And as you crawled into the bathroom last night you repeatedly said "I know the routine".
i got excepted to unl lol
You mean "accepted".
why do the even put the "Please drink responsibly" on tequila ads? like has anything responsible ever come from tequlia. No. never.
Just wana tell you im wearing assless jorts tonight. Ive been waiting my whole life for this.
I am watching the CFL at a Hooters in Texarakana. I made a poor life choice at some point that led me here.
It smelled like mall pretzels.
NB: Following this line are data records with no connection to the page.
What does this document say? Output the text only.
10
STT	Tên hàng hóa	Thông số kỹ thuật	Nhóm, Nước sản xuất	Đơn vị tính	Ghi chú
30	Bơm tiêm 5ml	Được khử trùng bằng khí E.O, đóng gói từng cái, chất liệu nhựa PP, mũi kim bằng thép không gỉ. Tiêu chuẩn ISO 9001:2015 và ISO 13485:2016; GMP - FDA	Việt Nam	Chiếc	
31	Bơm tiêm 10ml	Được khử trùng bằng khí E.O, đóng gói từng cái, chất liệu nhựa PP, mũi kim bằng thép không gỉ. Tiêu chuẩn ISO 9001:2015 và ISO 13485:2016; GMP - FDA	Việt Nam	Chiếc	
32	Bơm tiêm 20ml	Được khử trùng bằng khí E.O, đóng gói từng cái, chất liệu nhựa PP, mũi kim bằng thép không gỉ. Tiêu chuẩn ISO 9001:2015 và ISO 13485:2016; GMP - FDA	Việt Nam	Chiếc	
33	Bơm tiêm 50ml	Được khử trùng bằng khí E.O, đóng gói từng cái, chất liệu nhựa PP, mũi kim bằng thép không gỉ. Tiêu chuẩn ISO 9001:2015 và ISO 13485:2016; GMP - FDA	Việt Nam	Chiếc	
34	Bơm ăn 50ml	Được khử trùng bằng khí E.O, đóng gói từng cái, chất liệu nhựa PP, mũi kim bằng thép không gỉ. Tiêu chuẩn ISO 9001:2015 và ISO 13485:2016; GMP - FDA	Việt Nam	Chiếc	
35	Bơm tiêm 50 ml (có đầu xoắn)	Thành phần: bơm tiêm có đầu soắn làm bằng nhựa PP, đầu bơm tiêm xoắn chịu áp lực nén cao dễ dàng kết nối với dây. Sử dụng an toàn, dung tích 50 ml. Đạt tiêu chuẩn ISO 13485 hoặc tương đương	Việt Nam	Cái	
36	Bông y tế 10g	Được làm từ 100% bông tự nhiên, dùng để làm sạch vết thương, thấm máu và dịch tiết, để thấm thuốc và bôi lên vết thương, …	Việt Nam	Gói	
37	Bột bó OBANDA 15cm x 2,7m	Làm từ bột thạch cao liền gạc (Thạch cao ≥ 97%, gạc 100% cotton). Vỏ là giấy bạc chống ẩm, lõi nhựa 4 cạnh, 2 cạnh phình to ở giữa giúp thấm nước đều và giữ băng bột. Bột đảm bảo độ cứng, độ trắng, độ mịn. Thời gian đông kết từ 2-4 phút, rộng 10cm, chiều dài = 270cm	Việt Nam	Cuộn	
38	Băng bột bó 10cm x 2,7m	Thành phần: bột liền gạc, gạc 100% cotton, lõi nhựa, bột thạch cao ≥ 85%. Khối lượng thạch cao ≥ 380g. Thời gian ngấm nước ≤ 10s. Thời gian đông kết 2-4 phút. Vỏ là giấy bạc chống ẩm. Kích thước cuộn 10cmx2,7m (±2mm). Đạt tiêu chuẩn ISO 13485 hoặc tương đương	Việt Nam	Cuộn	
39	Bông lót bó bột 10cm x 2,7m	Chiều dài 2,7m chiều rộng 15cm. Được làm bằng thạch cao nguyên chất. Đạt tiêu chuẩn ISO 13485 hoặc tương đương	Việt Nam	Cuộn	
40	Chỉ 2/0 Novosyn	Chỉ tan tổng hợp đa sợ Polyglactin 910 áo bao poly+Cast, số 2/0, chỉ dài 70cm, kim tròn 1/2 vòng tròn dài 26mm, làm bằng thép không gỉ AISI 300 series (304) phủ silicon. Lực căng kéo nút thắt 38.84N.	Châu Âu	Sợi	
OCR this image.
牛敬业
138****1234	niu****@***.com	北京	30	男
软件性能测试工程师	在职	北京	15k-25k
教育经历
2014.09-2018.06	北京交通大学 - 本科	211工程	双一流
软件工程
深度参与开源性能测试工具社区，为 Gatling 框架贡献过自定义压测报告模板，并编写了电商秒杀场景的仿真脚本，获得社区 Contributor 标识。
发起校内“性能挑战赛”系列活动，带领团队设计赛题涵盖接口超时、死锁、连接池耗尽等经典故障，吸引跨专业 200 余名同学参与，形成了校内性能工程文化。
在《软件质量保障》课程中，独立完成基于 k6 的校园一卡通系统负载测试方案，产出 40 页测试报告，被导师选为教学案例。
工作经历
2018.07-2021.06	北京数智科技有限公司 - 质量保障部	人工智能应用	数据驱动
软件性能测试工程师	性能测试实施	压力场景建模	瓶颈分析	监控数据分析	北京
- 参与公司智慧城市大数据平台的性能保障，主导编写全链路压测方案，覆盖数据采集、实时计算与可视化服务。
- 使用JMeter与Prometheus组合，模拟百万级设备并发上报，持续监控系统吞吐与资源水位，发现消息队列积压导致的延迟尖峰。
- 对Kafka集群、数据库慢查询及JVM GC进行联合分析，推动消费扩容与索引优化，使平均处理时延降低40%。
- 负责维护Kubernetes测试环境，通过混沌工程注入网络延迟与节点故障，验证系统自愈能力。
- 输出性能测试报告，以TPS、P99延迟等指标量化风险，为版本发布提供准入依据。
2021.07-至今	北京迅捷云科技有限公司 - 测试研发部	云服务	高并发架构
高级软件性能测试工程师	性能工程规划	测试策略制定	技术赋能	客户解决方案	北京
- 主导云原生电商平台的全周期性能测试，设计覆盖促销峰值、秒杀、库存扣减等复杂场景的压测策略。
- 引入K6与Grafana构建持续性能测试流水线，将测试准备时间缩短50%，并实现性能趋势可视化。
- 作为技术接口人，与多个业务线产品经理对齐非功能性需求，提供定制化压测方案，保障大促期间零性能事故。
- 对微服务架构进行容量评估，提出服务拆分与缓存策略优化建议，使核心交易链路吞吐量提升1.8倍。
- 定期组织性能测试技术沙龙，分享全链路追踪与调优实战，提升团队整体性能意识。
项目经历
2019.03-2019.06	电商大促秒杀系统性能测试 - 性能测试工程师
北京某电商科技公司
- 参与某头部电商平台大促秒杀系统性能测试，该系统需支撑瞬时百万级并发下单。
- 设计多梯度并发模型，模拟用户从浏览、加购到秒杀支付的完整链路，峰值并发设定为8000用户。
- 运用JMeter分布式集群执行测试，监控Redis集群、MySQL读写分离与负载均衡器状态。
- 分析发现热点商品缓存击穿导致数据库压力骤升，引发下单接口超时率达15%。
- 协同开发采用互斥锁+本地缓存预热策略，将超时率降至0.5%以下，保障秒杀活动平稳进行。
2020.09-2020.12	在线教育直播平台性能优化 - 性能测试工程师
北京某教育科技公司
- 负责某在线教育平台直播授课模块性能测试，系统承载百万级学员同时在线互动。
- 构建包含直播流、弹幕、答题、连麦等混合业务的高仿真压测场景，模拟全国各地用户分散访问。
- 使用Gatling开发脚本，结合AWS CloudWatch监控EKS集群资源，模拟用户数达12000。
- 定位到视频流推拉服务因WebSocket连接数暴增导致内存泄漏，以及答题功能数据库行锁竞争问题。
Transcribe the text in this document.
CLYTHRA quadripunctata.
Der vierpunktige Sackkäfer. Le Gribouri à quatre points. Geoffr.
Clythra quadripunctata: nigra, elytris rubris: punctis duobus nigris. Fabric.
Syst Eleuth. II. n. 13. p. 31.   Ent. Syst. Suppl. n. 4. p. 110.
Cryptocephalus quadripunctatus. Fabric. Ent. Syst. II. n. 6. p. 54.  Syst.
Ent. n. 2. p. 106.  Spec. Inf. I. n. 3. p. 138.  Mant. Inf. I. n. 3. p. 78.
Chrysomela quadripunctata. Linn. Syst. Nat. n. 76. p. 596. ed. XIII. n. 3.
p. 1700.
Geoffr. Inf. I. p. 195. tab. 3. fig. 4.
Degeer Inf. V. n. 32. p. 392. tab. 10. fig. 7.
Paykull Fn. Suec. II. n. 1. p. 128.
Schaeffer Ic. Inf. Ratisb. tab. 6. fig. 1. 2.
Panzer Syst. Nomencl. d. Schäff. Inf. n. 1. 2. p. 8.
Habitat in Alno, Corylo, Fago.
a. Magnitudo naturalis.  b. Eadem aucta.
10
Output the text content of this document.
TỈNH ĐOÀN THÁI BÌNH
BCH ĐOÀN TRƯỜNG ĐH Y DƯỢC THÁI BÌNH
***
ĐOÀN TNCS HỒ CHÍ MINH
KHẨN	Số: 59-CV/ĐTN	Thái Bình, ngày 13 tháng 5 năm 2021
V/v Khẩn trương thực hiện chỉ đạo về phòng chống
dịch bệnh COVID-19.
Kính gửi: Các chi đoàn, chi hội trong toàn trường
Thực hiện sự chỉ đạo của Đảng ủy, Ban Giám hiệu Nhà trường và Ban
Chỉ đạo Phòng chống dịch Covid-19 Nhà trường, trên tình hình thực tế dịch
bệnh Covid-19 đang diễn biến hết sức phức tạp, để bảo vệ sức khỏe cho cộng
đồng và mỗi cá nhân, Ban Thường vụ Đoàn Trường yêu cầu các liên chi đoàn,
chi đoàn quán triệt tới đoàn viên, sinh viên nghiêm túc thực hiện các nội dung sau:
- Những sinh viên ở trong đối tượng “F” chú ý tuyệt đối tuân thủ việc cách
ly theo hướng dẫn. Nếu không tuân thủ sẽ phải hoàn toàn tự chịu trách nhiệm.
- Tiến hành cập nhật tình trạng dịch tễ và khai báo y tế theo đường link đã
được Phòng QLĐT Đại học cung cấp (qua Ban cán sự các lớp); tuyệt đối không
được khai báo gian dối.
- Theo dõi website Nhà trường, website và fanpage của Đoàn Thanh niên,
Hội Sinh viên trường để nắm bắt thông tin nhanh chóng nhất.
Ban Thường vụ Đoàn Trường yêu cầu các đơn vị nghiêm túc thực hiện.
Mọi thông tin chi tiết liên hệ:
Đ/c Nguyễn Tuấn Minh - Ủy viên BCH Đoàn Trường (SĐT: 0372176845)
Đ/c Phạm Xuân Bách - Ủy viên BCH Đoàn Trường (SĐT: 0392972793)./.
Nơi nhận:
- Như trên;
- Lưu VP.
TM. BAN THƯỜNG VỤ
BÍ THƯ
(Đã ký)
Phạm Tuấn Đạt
Of course I investigated.
Playing hide and seek with all those cheeseburgers... Not our finest moment.
I just bought condoms at Big Lots. please save this text so you can laugh at me in 9 months
We sat on the porch laughing about hilarious the sunrise was. And that we can do drugs again in the morning, thank god
If you're not going to call the girls I bring around by name, at least don't call them by number. It's been cockblocking since girl #47. Dick.
Masturbated before I came into work and now the finger scanner won't clock me in. Fuck Valentines Day.
I mean we don't talk anymore but I still see him around wearing that sweater he stole from me after we had sex
WTF I can't even get a boyfriend here and you're getting nudes from across the country
Does sweetest day count when you're spending it with your fuck buddy, high and eating Pizza Hut?
Judging from the sharpie on my face, glitter on my chest and women's tiger print panties i'm wearing last night was a thing.